Places
The vineyards, orchards and garden patches that dotted Russia's historical landscape are difficult to resurrect, but they appear here and there on maps, in book illustrations, and most often in narrative descriptions penned by traveling doctors and naturalists who often took the time to describe the abundant gardens around Astrakhan'.
This manuscript map of Astrakhan' (on the left) dates to years between 1700 and 1705. Though Astrakhan' was long an important port and bustling city with a growing population, this map captures only a handful of key elements about the city: the walls protecting it, the prevalence of churches, the existence of walled communities of foreign traders and, most importantly, the presence of gardens on the outskirts of the city.
In the detail taken from the manuscript map (on the right) one sees the gardens of the tsar (to the far left and far right) and the gardens of the Metropolitan (in the center) clearly indicated. The appearance of small figures in the far right garden of the tsar suggest, perhaps, the presence of guards or gardeners enlisted to protect the tsar's agricultural investment.

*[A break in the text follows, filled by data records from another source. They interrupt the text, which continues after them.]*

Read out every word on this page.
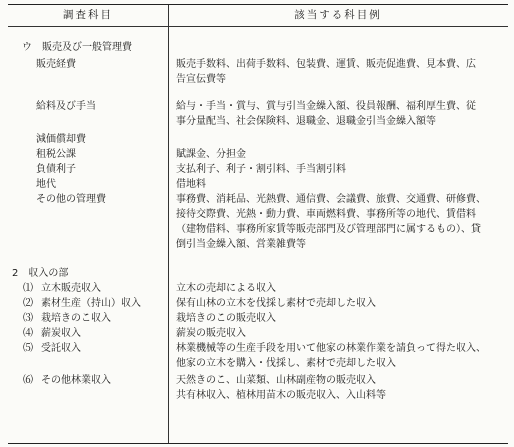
調査科目	該当する科目例
ウ　販売及び一般管理費
販売経費	販売手数料、出荷手数料、包装費、運賃、販売促進費、見本費、広
告宣伝費等
給料及び手当	給与・手当・賞与、賞与引当金繰入額、役員報酬、福利厚生費、従
事分量配当、社会保険料、退職金、退職金引当金繰入額等
減価償却費
租税公課	賦課金、分担金
負債利子	支払利子、利子・割引料、手当割引料
地代	借地料
その他の管理費	事務費、消耗品、光熱費、通信費、会議費、旅費、交通費、研修費、
接待交際費、光熱・動力費、車両燃料費、事務所等の地代、賃借料
（建物借料、事務所家賃等販売部門及び管理部門に属するもの）、貸
倒引当金繰入額、営業雑費等
2　収入の部
⑴ 立木販売収入	立木の売却による収入
⑵ 素材生産（持山）収入	保有山林の立木を伐採し素材で売却した収入
⑶ 栽培きのこ収入	栽培きのこの販売収入
⑷ 薪炭収入	薪炭の販売収入
⑸ 受託収入	林業機械等の生産手段を用いて他家の林業作業を請負って得た収入、
他家の立木を購入・伐採し、素材で売却した収入
⑹ その他林業収入	天然きのこ、山菜類、山林副産物の販売収入
共有林収入、植林用苗木の販売収入、入山料等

By the 1760s and 1770s the gardens of Astrakhan' had grown significantly. Jean-Baptise Croissey produced a map in 1764 (on the left) featuring the city's vineyards prominently. Later Samuel Gottlieb Gmelin included a map of Astrakhan' in his 3-volume Reise durch Russland ... that showed the city's gardens expanding east to west across its southern extent. Gmelin's map also corroborates various travel accounts that describe the clever use of windmills to irrigate these gardens.